Dit is een gastbijdrage. Een Apache-lezer levert met dit stuk een bijdrage aan het maatschappelijk debat. De auteur schrijft in eigen naam en is verantwoordelijk voor de inhoud van de tekst.

Het mediaproces van een verkrachter

Walter De Smedt
frequency-949236_1920
Radiofrequentie (Foto: (c) Pixabay)

Nu noemt Liesbeth Kennes, woordvoerder van de slachtoffervereniging 'Wij Spreken voor Onszelf', het Gentse arrest waardoor de probatie voor een verkrachter werd bevestigd "een kaakslag voor slachtoffers". Volgens haar ontmoedigt dit de slachtoffers om aangifte te doen. Er zou ook geen gevolg gegeven zijn aan de bekentenis.

Staatssecretaris voor Gelijke Kansen Elke Sleurs (N-VA) reageerde ook: "Wanneer een verkrachter ongestraft vrijkomt, geef je aan alle andere slachtoffers het signaal dat het geen zin heeft om aangifte te doen. Terwijl we hen net moeten aanmoedigen om wél aangifte te doen."

De burger die dat allemaal hoort of leest, wordt door de publieke commentaren met heel wat vragen opgezadeld. Werd de verdachte veroordeeld voor verkrachting? Is een neen van het slachtoffer daarvoor voldoende? Werd er dan geen gevolg gegeven aan de bekentenis? Waarom werd hij niet gestraft? Maar ook: zijn onze rechters dan zo onbekwaam zodat zij een bijkomende opleiding moeten krijgen?

Het arrest

Door de publieke commentaren krijgt de burger meerdere antwoorden: geen gevolg, niet bestraft, onbekwaam. Maar de burger heeft het proces niet bijgewoond en de rechterlijke uitspraken niet gelezen. En wellicht is dat ook het geval voor de justitieminister en de staatssecretaris. Het is nochtans de moeite om dat wel te doen: in het negen bladzijden tellende arrest van het hof van beroep worden de feiten weergeven, de omstandigheden en de persoonlijke elementen onderzocht, het deskundig verslag besproken en aangegeven om welke reden probatie onder voorwaarden de meest aangewezen sanctie is. Uit respect voor het slachtoffer gaan wij niet in op de feiten.

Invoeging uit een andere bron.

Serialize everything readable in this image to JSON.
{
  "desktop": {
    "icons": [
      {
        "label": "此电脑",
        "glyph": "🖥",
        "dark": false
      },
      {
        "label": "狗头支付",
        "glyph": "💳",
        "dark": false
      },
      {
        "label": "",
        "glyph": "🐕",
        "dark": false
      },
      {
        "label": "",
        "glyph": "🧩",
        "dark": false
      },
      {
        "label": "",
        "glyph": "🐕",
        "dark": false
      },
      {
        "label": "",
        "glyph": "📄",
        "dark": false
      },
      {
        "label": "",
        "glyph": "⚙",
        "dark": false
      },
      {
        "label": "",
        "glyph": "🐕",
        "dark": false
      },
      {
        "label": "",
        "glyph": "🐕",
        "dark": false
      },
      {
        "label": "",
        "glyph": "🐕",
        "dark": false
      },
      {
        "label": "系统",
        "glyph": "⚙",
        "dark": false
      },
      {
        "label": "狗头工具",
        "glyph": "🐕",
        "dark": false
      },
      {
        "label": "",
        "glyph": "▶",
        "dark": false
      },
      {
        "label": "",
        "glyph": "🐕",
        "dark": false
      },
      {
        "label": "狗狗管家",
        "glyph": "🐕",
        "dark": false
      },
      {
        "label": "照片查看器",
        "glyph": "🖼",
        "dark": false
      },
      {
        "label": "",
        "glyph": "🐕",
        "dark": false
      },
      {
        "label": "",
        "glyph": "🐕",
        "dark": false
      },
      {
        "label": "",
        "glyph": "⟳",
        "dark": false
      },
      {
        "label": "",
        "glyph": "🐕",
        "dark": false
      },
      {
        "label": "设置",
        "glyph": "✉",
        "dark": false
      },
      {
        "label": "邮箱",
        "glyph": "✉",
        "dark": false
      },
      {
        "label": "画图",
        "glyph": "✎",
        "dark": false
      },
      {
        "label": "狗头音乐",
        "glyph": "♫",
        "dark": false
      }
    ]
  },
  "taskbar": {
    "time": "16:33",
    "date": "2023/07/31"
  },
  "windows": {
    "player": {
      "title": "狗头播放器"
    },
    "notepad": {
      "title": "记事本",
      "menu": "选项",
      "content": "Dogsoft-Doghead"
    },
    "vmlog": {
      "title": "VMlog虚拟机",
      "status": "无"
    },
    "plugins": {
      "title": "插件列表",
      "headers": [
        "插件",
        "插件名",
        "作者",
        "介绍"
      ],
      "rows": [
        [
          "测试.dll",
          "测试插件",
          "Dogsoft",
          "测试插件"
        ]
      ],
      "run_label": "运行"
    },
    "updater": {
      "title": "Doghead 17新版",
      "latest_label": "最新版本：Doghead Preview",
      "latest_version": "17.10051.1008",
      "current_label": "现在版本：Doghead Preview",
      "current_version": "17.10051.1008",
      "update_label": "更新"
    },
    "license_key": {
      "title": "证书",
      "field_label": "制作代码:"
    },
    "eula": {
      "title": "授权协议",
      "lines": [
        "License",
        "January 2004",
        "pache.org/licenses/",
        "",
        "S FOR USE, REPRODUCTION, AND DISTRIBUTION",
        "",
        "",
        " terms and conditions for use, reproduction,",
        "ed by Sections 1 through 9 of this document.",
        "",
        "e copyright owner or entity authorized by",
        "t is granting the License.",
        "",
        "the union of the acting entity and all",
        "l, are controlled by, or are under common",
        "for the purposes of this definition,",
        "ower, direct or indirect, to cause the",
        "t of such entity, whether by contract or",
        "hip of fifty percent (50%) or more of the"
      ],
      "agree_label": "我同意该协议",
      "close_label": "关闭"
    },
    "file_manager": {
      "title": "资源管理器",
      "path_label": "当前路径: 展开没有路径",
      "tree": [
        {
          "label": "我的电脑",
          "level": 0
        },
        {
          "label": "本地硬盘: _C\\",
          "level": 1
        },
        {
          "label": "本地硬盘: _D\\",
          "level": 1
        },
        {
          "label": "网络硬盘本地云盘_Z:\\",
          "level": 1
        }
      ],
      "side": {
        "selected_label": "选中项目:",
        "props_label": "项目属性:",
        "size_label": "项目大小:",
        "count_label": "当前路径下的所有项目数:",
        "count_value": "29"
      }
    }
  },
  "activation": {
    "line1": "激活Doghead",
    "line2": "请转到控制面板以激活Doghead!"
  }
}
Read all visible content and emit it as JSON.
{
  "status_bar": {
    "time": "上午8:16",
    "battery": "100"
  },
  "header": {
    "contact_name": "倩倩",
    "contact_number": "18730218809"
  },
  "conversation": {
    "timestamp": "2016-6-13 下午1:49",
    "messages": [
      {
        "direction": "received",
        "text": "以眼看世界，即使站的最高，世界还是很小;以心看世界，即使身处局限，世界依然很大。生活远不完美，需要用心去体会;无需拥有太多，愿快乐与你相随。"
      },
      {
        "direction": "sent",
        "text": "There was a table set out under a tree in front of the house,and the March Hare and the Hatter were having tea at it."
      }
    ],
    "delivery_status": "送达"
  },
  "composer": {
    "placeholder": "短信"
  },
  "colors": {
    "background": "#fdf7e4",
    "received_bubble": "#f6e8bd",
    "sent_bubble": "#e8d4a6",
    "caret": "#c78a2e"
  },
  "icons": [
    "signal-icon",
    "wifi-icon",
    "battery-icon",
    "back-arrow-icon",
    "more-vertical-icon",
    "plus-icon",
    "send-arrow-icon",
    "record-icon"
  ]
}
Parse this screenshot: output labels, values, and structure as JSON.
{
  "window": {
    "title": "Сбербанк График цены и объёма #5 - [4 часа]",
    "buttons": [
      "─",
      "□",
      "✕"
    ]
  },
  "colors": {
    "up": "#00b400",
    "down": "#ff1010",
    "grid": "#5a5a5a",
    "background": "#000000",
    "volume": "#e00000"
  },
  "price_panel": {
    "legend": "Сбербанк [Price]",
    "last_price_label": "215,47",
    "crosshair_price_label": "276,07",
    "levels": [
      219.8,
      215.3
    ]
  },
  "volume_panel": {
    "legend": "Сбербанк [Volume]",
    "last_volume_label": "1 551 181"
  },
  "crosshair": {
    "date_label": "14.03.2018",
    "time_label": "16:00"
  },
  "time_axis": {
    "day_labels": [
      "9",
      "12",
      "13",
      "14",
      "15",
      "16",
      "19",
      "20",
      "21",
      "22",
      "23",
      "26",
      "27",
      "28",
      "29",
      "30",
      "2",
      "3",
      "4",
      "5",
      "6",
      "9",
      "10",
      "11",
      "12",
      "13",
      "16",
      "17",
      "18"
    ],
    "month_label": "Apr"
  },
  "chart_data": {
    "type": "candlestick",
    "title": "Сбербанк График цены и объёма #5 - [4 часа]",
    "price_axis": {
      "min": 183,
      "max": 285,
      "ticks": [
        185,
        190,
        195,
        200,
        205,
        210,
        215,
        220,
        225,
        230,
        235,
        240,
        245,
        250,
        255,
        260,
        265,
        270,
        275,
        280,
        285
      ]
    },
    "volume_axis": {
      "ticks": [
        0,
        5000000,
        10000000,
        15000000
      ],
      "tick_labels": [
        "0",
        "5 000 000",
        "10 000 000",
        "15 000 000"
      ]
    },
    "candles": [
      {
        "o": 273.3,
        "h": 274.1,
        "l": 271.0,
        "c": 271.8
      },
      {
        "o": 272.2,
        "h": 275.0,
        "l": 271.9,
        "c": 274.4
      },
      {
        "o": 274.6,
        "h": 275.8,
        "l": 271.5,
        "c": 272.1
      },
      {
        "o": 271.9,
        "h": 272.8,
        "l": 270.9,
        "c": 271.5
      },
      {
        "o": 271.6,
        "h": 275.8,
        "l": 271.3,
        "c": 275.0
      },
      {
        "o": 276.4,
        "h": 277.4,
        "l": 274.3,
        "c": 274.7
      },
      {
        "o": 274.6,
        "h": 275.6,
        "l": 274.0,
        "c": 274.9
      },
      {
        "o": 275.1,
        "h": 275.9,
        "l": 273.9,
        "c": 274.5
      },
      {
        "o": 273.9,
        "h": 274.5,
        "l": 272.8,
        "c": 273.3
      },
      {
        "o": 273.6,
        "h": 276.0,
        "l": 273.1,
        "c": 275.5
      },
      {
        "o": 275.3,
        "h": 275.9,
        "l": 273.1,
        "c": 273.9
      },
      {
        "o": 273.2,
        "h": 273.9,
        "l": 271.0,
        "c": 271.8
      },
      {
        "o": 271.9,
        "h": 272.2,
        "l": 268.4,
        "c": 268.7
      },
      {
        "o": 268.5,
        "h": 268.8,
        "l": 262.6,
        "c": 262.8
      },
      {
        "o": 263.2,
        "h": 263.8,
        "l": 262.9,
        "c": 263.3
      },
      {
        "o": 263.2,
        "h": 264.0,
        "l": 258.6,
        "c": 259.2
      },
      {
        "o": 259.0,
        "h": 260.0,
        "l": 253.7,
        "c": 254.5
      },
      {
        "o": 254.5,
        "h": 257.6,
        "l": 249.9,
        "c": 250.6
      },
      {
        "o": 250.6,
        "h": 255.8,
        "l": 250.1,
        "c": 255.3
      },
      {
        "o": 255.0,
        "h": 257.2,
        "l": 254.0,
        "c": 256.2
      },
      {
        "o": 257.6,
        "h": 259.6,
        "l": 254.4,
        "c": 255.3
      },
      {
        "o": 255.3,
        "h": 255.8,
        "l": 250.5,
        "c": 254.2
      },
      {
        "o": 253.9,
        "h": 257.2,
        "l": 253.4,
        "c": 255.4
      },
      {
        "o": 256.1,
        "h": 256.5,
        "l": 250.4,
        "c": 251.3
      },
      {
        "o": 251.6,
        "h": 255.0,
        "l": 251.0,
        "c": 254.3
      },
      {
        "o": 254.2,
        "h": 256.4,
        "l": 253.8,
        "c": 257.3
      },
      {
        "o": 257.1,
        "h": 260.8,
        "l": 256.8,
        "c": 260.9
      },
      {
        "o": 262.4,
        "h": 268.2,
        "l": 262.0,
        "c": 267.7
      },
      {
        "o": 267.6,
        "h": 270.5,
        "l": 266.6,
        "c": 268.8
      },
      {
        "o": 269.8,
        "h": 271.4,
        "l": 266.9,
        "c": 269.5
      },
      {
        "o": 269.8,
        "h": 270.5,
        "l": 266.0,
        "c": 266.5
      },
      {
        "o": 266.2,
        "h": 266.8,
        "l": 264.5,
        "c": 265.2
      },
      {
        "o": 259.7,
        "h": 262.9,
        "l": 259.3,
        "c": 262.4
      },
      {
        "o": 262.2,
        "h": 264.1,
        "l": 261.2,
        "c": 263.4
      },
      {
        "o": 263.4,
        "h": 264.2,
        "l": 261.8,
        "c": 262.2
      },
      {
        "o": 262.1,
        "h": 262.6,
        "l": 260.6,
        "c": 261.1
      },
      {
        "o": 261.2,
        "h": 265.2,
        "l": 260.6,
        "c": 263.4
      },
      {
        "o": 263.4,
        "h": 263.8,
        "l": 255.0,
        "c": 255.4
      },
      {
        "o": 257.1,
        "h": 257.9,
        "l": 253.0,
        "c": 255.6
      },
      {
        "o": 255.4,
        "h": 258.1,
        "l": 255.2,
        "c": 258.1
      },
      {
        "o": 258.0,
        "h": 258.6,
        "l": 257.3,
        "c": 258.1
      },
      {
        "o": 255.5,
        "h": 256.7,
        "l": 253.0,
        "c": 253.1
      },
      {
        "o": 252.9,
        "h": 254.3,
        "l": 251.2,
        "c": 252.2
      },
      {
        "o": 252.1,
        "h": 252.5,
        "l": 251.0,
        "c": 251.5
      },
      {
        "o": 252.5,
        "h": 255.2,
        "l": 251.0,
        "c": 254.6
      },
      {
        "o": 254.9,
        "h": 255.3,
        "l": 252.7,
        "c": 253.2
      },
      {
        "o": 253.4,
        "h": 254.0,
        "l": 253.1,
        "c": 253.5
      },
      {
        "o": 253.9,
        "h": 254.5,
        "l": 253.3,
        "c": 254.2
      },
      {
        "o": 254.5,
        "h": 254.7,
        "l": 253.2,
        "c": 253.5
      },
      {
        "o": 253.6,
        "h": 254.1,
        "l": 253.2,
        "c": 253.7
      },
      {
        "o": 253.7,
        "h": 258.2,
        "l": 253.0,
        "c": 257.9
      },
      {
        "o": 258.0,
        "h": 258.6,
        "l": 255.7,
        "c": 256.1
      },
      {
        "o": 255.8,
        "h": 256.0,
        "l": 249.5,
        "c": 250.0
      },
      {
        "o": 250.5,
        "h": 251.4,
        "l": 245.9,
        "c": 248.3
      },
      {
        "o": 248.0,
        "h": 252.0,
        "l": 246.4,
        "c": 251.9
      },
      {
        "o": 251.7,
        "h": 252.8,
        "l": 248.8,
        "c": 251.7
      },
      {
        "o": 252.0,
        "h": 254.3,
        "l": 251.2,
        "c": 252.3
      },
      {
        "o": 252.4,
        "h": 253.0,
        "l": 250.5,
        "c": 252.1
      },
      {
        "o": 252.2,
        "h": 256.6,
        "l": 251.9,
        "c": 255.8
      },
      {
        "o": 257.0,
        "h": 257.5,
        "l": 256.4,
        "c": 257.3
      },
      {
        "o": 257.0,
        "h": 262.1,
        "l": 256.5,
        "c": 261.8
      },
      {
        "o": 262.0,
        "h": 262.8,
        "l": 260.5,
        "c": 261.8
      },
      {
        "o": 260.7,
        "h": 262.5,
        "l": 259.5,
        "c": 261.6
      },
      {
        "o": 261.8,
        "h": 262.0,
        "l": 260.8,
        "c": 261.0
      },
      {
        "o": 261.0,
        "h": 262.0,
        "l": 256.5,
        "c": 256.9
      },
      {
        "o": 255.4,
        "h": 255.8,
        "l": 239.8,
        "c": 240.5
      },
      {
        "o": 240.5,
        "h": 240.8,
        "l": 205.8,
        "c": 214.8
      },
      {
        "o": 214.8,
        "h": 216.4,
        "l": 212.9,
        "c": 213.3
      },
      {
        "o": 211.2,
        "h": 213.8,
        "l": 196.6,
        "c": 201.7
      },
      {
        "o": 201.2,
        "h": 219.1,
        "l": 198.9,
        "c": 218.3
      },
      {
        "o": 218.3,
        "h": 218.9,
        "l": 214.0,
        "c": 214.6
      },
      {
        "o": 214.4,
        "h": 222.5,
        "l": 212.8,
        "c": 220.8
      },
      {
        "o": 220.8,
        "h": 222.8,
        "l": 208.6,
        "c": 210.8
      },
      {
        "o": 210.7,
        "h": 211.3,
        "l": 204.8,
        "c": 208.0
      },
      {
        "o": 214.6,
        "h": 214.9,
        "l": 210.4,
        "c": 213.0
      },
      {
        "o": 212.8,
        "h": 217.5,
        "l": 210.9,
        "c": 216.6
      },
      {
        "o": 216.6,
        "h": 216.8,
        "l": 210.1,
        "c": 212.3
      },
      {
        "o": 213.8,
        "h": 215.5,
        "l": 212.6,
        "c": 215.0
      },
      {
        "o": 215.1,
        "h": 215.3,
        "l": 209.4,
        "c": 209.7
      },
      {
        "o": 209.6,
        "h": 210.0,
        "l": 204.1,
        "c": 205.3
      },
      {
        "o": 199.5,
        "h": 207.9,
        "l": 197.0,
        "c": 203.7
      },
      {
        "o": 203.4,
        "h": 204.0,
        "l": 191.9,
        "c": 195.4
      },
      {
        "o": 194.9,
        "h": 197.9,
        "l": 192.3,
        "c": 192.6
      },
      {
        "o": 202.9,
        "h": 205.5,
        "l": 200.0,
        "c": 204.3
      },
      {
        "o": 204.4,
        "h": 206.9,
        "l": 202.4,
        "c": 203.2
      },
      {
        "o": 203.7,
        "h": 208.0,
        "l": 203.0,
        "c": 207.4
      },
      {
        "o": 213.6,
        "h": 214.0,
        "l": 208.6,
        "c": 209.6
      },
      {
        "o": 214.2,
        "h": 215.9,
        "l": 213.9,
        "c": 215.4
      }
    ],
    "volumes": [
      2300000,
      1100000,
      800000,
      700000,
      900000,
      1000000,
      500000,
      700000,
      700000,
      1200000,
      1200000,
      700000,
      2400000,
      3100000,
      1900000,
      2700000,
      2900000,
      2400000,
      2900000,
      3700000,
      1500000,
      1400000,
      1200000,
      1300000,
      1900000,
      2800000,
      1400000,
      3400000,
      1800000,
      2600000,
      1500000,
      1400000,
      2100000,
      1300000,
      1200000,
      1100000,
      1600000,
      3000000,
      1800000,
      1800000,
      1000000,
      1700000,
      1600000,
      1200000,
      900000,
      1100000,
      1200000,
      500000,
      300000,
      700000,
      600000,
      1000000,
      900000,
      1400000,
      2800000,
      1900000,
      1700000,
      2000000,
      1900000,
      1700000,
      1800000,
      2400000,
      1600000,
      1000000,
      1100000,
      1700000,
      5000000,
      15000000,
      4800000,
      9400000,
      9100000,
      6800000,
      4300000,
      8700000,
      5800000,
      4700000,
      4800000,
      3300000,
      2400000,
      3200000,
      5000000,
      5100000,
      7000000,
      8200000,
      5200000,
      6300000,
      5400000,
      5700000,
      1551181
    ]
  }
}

Neen is neen in het arrest:

Zelfs indien de stelling van de beklaagde tot op zekere hoogte waar zou blijken te zijn, dan nog dient hij voor ogen te houden dat in relaties een neen werkelijk een neen betekent en dat er van enige uitlokking vanwege het slachtoffer in deze geen sprake kan zijn.

Zonder gevolg, en ongestraft? Opnieuw de tekst van het arrest:

De feiten zijn objectief ernstig... Rest de vraag hoe de maatschappij tegen dergelijke feiten moet aankijken en welke sanctie zich ten aanzien van de beklaagde opdringt. In dit verband kan vooreerst worden verwezen naar de vaststellingen en besluiten in het door de gerechtsdeskundige J in het kader van artikel 9 bis van de wet van 29 juni 1964 opgesteld psychologisch verslag van 12 augustus 2015... De deskundige komt tot het besluit dat de kans op recidive in een gelijkaardig delict laag wordt ingeschat. Vanuit recidive-preventief oogpunt wordt het opleggen van verbodsvoorwaarden op vlak van middelenverbruik en regelmatige onaangekondigde urinecontroles vooropgesteld... De deskundige benadrukt dat er in hoofde van de beklaagde een zeker probleembesef is wat betreft zijn middelenafhankelijkheid... De op te leggen sanctie dient de beklaagde dan ook het besef bij te brengen dat hij zijn houding tegenover vrouwen dient bij te sturen en dat hij dient te werken aan zijn middelenafhankelijkheid. Anderzijds heeft de beklaagde ter zitting van het Hof blijk gegeven van een duidelijke lijdensdruk en een doorleefd schuldinzicht, hetgeen bijkomend is gebleken uit de integrale betaling van de door de eerste rechter aan het slachtoffer toegekende – zeer substantiële – schadeloosstelling. De beklaagde heeft bovendien een blanco strafrechtelijk verleden – feitelijkheid die hem bijkomend tot voordeel strekt. Alhoewel de ernst van het feit voorwerp van de bewezen enige tenlastelegging in hoofde van de beklaagde niet mag geminimaliseerd worden, is het Hof van oordeel gelet op al het voorgaande, gunstig onthaal te kunnen verlenen aan zijn verzoek strekkende tot het bekomen van de gunst van de probatie - opschorting van de uitspraak van veroordeling...Het Hof is dan ook van oordeel dat een probatie-maatregel de beste garantie zal bieden om elke kans op recidive in hoofde van de beklaagde in de toekomst te neutraliseren. In het geval van de beklaagde zal de openbare orde en de maatschappij voldoende gevrijwaard.

Olie op het vuur

Op grond van welke elementen beweert de woordvoerster dat er geen gevolg werd gegeven, stelt de staatssecretaris dat de verdachte ongestraft vrijkwam, en houdt de justitieminister voor dat de rechters onbekwaam zijn en een bijkomende opleiding verdienen? Voor de uitlatingen van een militante woordvoerder kan begrip worden opgebracht. Van een staatssecretaris bevoegd voor Gelijke Kansen, Personen met een beperking, en Wetenschapsbeleid, mag toch een meer gelijke en wetenschappelijke benadering worden verwacht. En wat te denken van de commentaar van de heer Koen Geens die buiten justitieminister ook een kundig advocaat en erkend universiteitsprofessor is? Geldt zijn 'warme' aanbeveling ook voor de deskundige die werd aangesteld en waarvan het advies werd opgenomen in de besluitvorming?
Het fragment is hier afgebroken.